When I last served in Iraq in '04-'05, my TF did not have attached PSYOP assets, and we had a large swath of Western Al Anbar to deal with. The only time we received a TPT to employ was during Fallujah 2.0.

This problem was compounded by the fact that our entire IO plan was driven by the Fire Support Coordinator (and he did a fine job with what he had), who's background in IO consisted of several seminars held at Camp Pendleton.

I hear you guys, but for whatever reason, TPTs are limited in quantity like CAG, HETs, mineclearing teams, and linguists/translators. We were fortunate to get the TPT for a named operation, although we clearly knew we had a need for it.

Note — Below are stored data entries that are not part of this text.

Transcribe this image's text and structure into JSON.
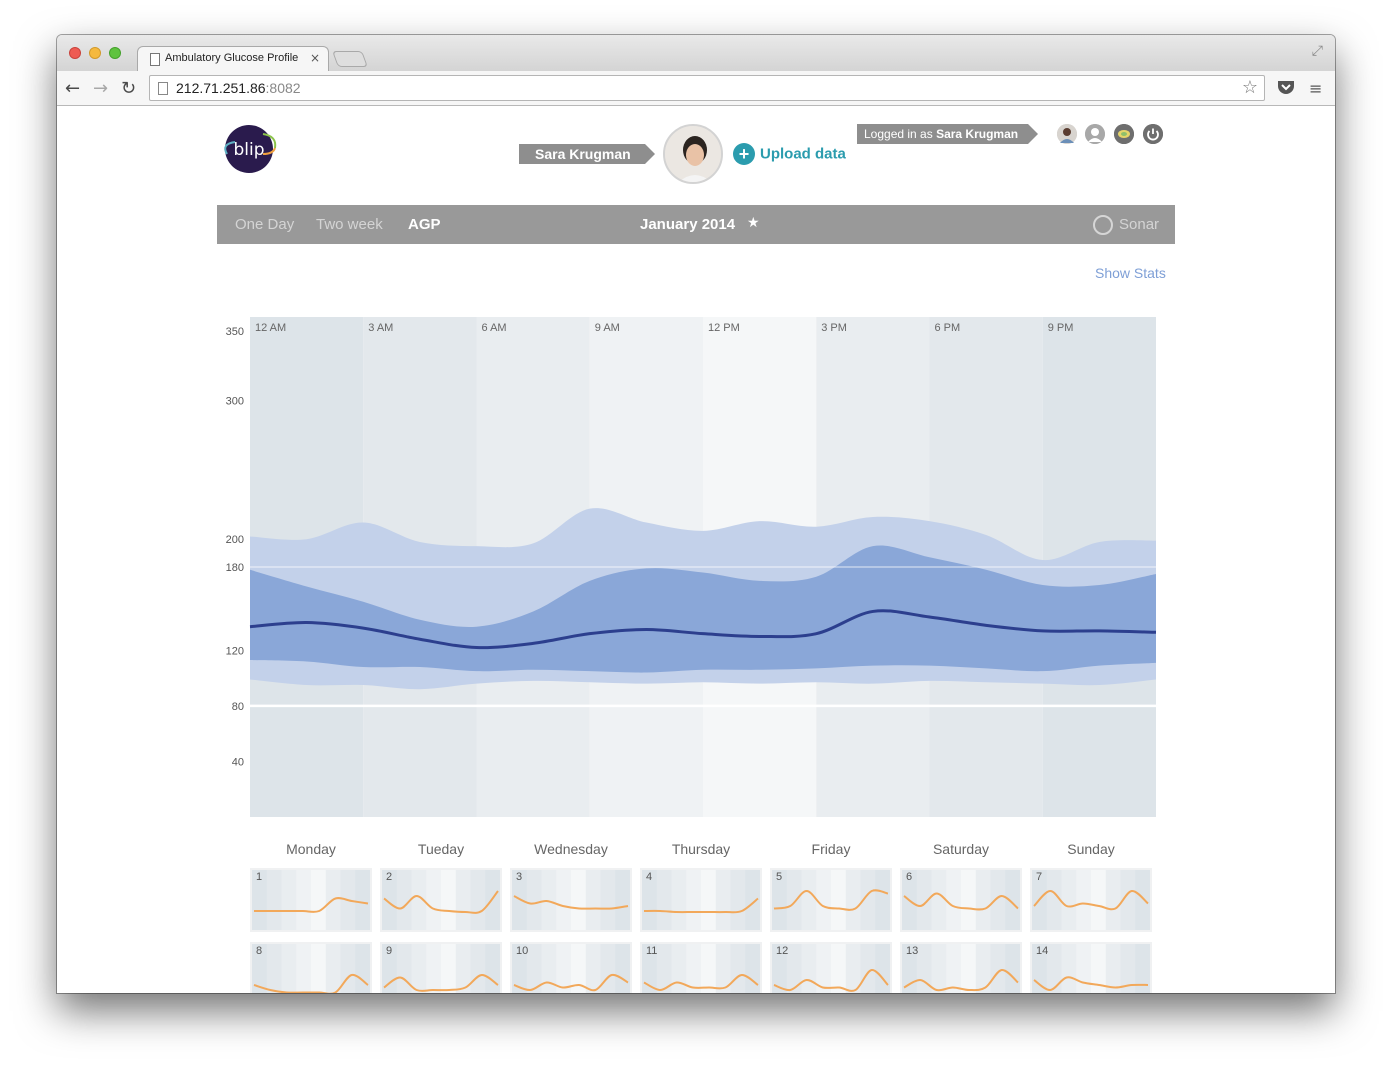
{
  "browser": {
    "tab_title": "Ambulatory Glucose Profile",
    "tab_close": "×",
    "url_host": "212.71.251.86",
    "url_port": ":8082"
  },
  "header": {
    "patient_name": "Sara Krugman",
    "upload_label": "Upload data",
    "logged_in_prefix": "Logged in as ",
    "logged_in_user": "Sara Krugman"
  },
  "navbar": {
    "tabs": [
      {
        "label": "One Day",
        "active": false
      },
      {
        "label": "Two week",
        "active": false
      },
      {
        "label": "AGP",
        "active": true
      }
    ],
    "date": "January 2014",
    "device": "Sonar"
  },
  "show_stats": "Show Stats",
  "chart_data": {
    "type": "area",
    "title": "",
    "x_ticks": [
      "12 AM",
      "3 AM",
      "6 AM",
      "9 AM",
      "12 PM",
      "3 PM",
      "6 PM",
      "9 PM"
    ],
    "y_ticks": [
      350,
      300,
      200,
      180,
      120,
      80,
      40
    ],
    "ylim": [
      0,
      360
    ],
    "target_lines": [
      180,
      80
    ],
    "x_hours": [
      0,
      1.5,
      3,
      4.5,
      6,
      7.5,
      9,
      10.5,
      12,
      13.5,
      15,
      16.5,
      18,
      19.5,
      21,
      22.5,
      24
    ],
    "series": [
      {
        "name": "",
        "role": "p90",
        "values": [
          202,
          200,
          212,
          198,
          195,
          197,
          222,
          212,
          206,
          213,
          209,
          216,
          213,
          203,
          185,
          198,
          199
        ]
      },
      {
        "name": "",
        "role": "p75",
        "values": [
          178,
          166,
          155,
          142,
          137,
          148,
          170,
          179,
          176,
          170,
          173,
          195,
          187,
          178,
          167,
          167,
          175
        ]
      },
      {
        "name": "",
        "role": "median",
        "values": [
          137,
          140,
          136,
          128,
          122,
          125,
          132,
          135,
          132,
          130,
          132,
          148,
          144,
          138,
          134,
          134,
          133
        ]
      },
      {
        "name": "",
        "role": "p25",
        "values": [
          113,
          112,
          108,
          108,
          105,
          106,
          105,
          104,
          106,
          106,
          107,
          109,
          109,
          107,
          105,
          109,
          111
        ]
      },
      {
        "name": "",
        "role": "p10",
        "values": [
          99,
          95,
          95,
          92,
          96,
          98,
          97,
          96,
          97,
          96,
          97,
          96,
          98,
          97,
          96,
          95,
          99
        ]
      }
    ]
  },
  "calendar": {
    "weekdays": [
      "Monday",
      "Tueday",
      "Wednesday",
      "Thursday",
      "Friday",
      "Saturday",
      "Sunday"
    ],
    "days": [
      {
        "label": "1",
        "values": [
          0.3,
          0.3,
          0.3,
          0.3,
          0.3,
          0.55,
          0.5,
          0.45
        ]
      },
      {
        "label": "2",
        "values": [
          0.55,
          0.35,
          0.6,
          0.35,
          0.3,
          0.28,
          0.3,
          0.7
        ]
      },
      {
        "label": "3",
        "values": [
          0.6,
          0.45,
          0.5,
          0.4,
          0.35,
          0.35,
          0.35,
          0.4
        ]
      },
      {
        "label": "4",
        "values": [
          0.3,
          0.3,
          0.28,
          0.28,
          0.28,
          0.28,
          0.3,
          0.55
        ]
      },
      {
        "label": "5",
        "values": [
          0.35,
          0.4,
          0.7,
          0.4,
          0.35,
          0.35,
          0.7,
          0.65
        ]
      },
      {
        "label": "6",
        "values": [
          0.6,
          0.4,
          0.65,
          0.4,
          0.35,
          0.35,
          0.6,
          0.35
        ]
      },
      {
        "label": "7",
        "values": [
          0.4,
          0.7,
          0.4,
          0.45,
          0.4,
          0.35,
          0.7,
          0.45
        ]
      },
      {
        "label": "8",
        "values": [
          0.3,
          0.2,
          0.15,
          0.15,
          0.15,
          0.15,
          0.5,
          0.3
        ]
      },
      {
        "label": "9",
        "values": [
          0.25,
          0.45,
          0.2,
          0.2,
          0.2,
          0.25,
          0.5,
          0.3
        ]
      },
      {
        "label": "10",
        "values": [
          0.3,
          0.2,
          0.35,
          0.25,
          0.3,
          0.2,
          0.5,
          0.35
        ]
      },
      {
        "label": "11",
        "values": [
          0.35,
          0.2,
          0.35,
          0.25,
          0.25,
          0.25,
          0.5,
          0.3
        ]
      },
      {
        "label": "12",
        "values": [
          0.3,
          0.2,
          0.4,
          0.25,
          0.25,
          0.2,
          0.6,
          0.3
        ]
      },
      {
        "label": "13",
        "values": [
          0.25,
          0.4,
          0.2,
          0.25,
          0.2,
          0.25,
          0.6,
          0.35
        ]
      },
      {
        "label": "14",
        "values": [
          0.4,
          0.2,
          0.45,
          0.35,
          0.3,
          0.25,
          0.3,
          0.3
        ]
      }
    ]
  },
  "colors": {
    "outer_band": "#c3d1ea",
    "inner_band": "#8aa7d8",
    "median": "#2c3f8e",
    "cgm_line": "#f2a85a",
    "chart_bg_dark": "#dde4e9",
    "chart_bg_light": "#f2f4f6"
  }
}
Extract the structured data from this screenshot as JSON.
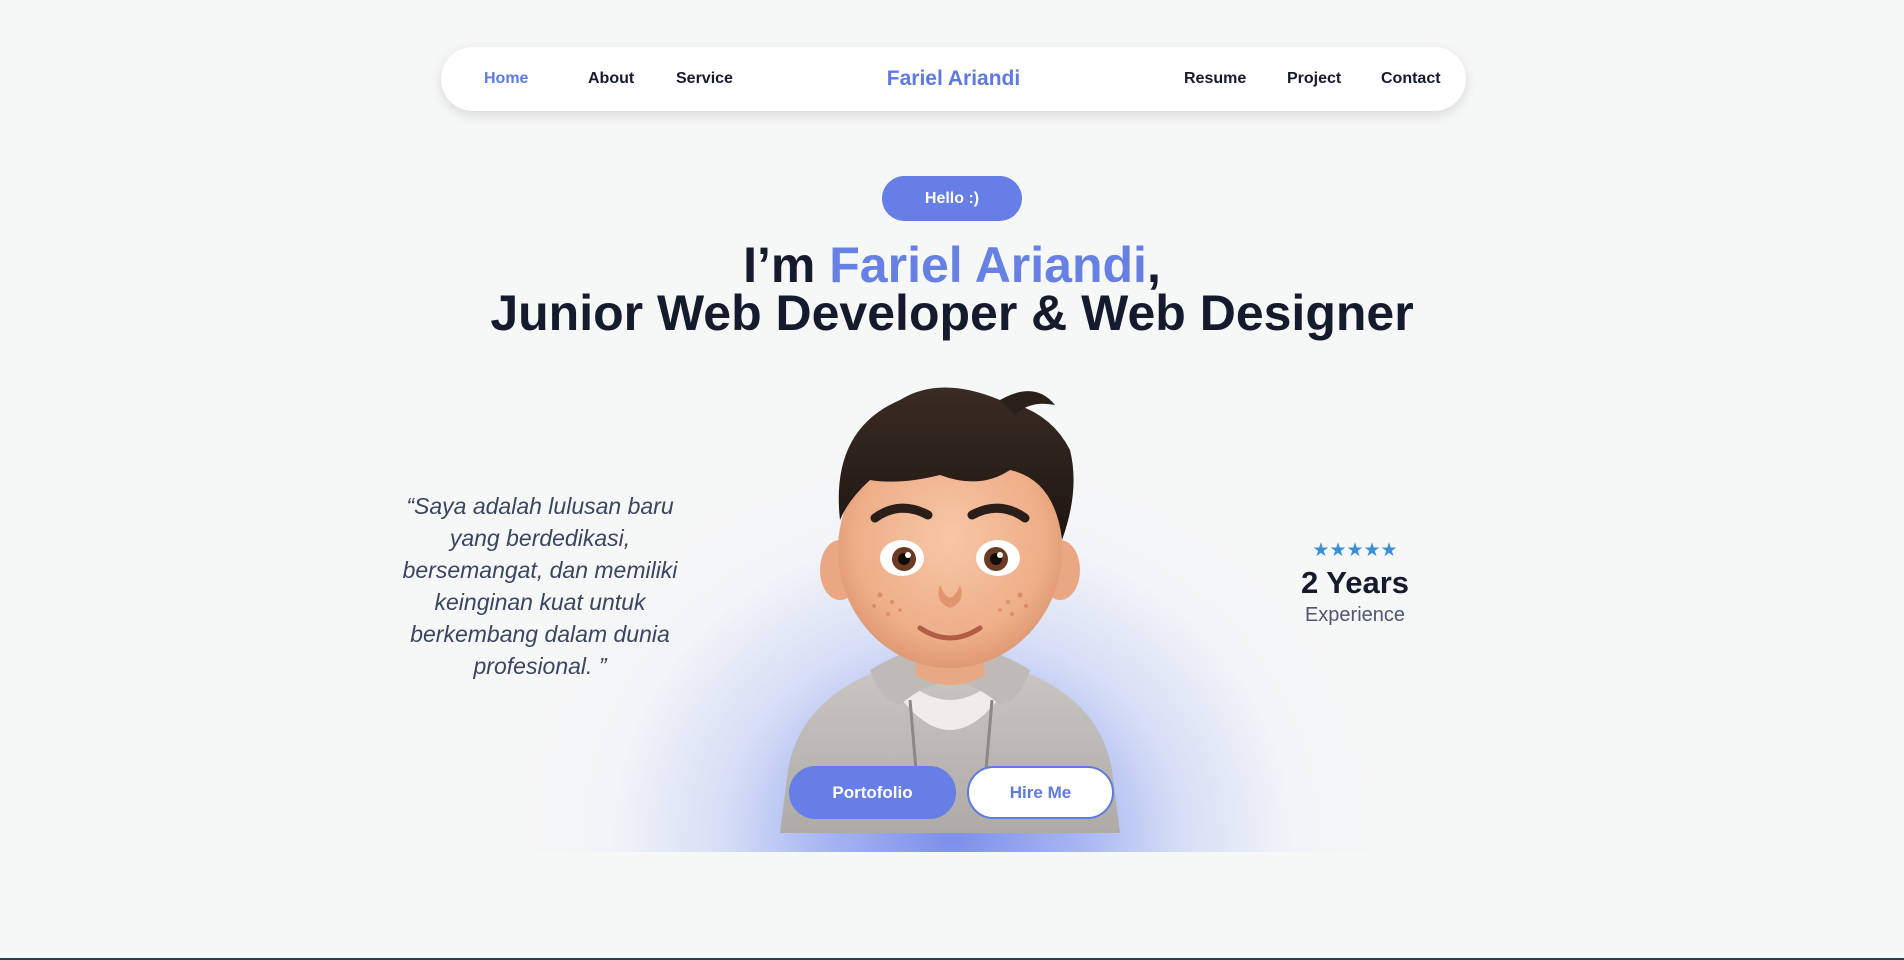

Truth be told though, there were inconsistencies between the PSYOP elements of our IO campaign plan (which we felt was in psynch with HHQ), and advise given by the TPT lead. When you're prosecuting kinetic and non-kinetic operations on 2-3 hours of sleep a day, and your TPT lead is advising you (as the IO officer) to try a particular approach, it's tough to see the forest. I chalk that up to the simple dynamic that fatigue drives well-intentioned people to minimize the number of decision points they have to face. The result is that we sometimes defaulted to a certain approach simply because it was familiar and worked before. In truth, we realized during AARs that had the TPT been integrated sooner, the lead Soldier wouldn't have been required to propose approaches that seemed "pretty far out there". He would have had more time to change our behaviors during planning and work from a number of COAs that had already been kicked around.

This is a long reply, but I just wanted to throw out some of the things that I saw cause friction.